Searching for the Dutch-Paris Escape Line
Sixty-six years ago this week the Danish government and the Swedish Red Cross evacuated 7,000 female prisoners from the concentration camp at Ravensbrück, most likely saving their lives. The women traveled by the famous White Buses or train to ferries that took them to Sweden, where they were nursed back to sufficient health to return to their homes in the Netherlands, Belgium, France and Poland after the war ended in Europe in early May 1945.
The evacuation from Ravensbrück was part of an effort to evacuate Scandinavians from the prisons and camps of the Third Reich that began in March 1945. At first the Germans would only allow neutral Swedes to come in, but by the end most of the personnel and matériel were Danish. They took the Dutch, Belgian, French and Polish women to safety because, to their surprise, the commandant of Ravensbrück said they could. (For the full story click here)
Ravensbrück was a harrowing place, not an extermination camp but a concentration camp designed to work and starve political prisoners to death. It was meant as a women’s camp although men were imprisoned there as well in the final chaos of the Third Reich.

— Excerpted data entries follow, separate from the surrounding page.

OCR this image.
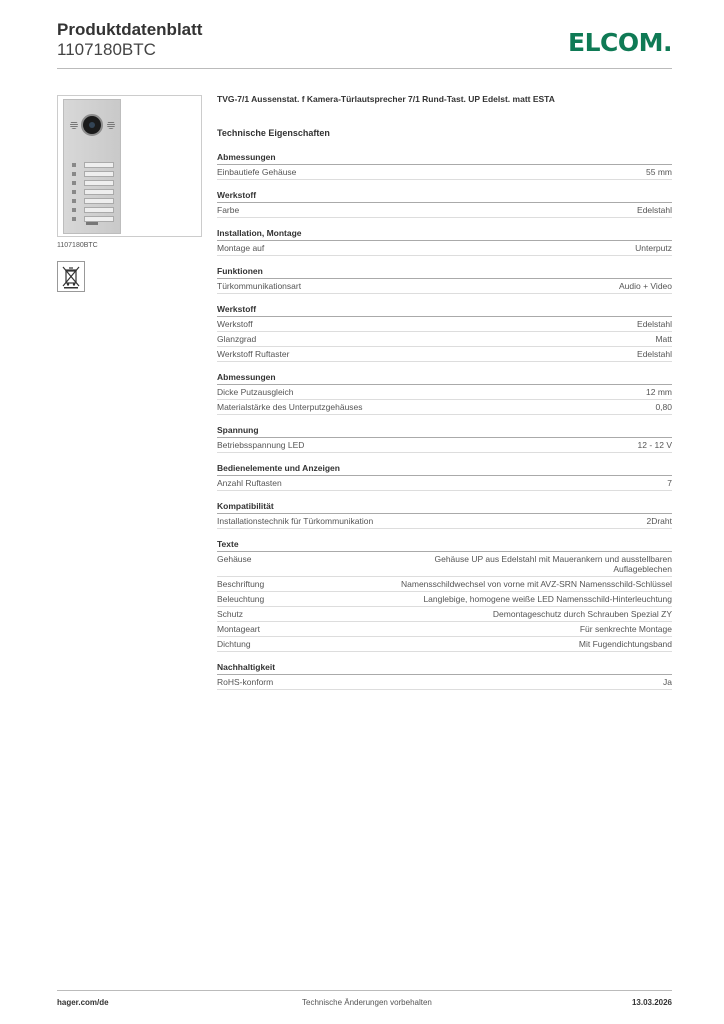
Produktdatenblatt
1107180BTC	ELCOM.
1107180BTC
TVG-7/1 Aussenstat. f Kamera-Türlautsprecher 7/1 Rund-Tast. UP Edelst. matt ESTA
Technische Eigenschaften
Abmessungen
Einbautiefe Gehäuse	55 mm
Werkstoff
Farbe	Edelstahl
Installation, Montage
Montage auf	Unterputz
Funktionen
Türkommunikationsart	Audio + Video
Werkstoff
Werkstoff	Edelstahl
Glanzgrad	Matt
Werkstoff Ruftaster	Edelstahl
Abmessungen
Dicke Putzausgleich	12 mm
Materialstärke des Unterputzgehäuses	0,80
Spannung
Betriebsspannung LED	12 - 12 V
Bedienelemente und Anzeigen
Anzahl Ruftasten	7
Kompatibilität
Installationstechnik für Türkommunikation	2Draht
Texte
Gehäuse	Gehäuse UP aus Edelstahl mit Mauerankern und ausstellbaren Auflageblechen
Beschriftung	Namensschildwechsel von vorne mit AVZ-SRN Namensschild-Schlüssel
Beleuchtung	Langlebige, homogene weiße LED Namensschild-Hinterleuchtung
Schutz	Demontageschutz durch Schrauben Spezial ZY
Montageart	Für senkrechte Montage
Dichtung	Mit Fugendichtungsband
Nachhaltigkeit
RoHS-konform	Ja
hager.com/de	Technische Änderungen vorbehalten	13.03.2026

At least eighteen women who had done their utmost as part of Dutch-Paris to help others escape from the Germans were deported to Ravensbrück from France and Belgium. At least five of them did not survive, including John Weidner’s sister Gabrielle. A few of them returned so broken in health that they didn’t live many years after the war.
It seems fitting that Danish and Swedish volunteers risked their lives to go into a war zone to rescue these women who were being so cruelly punished for rescuing others. But sobering to think of the seemingly endless chain of volunteers risking their own lives to rescue other good people.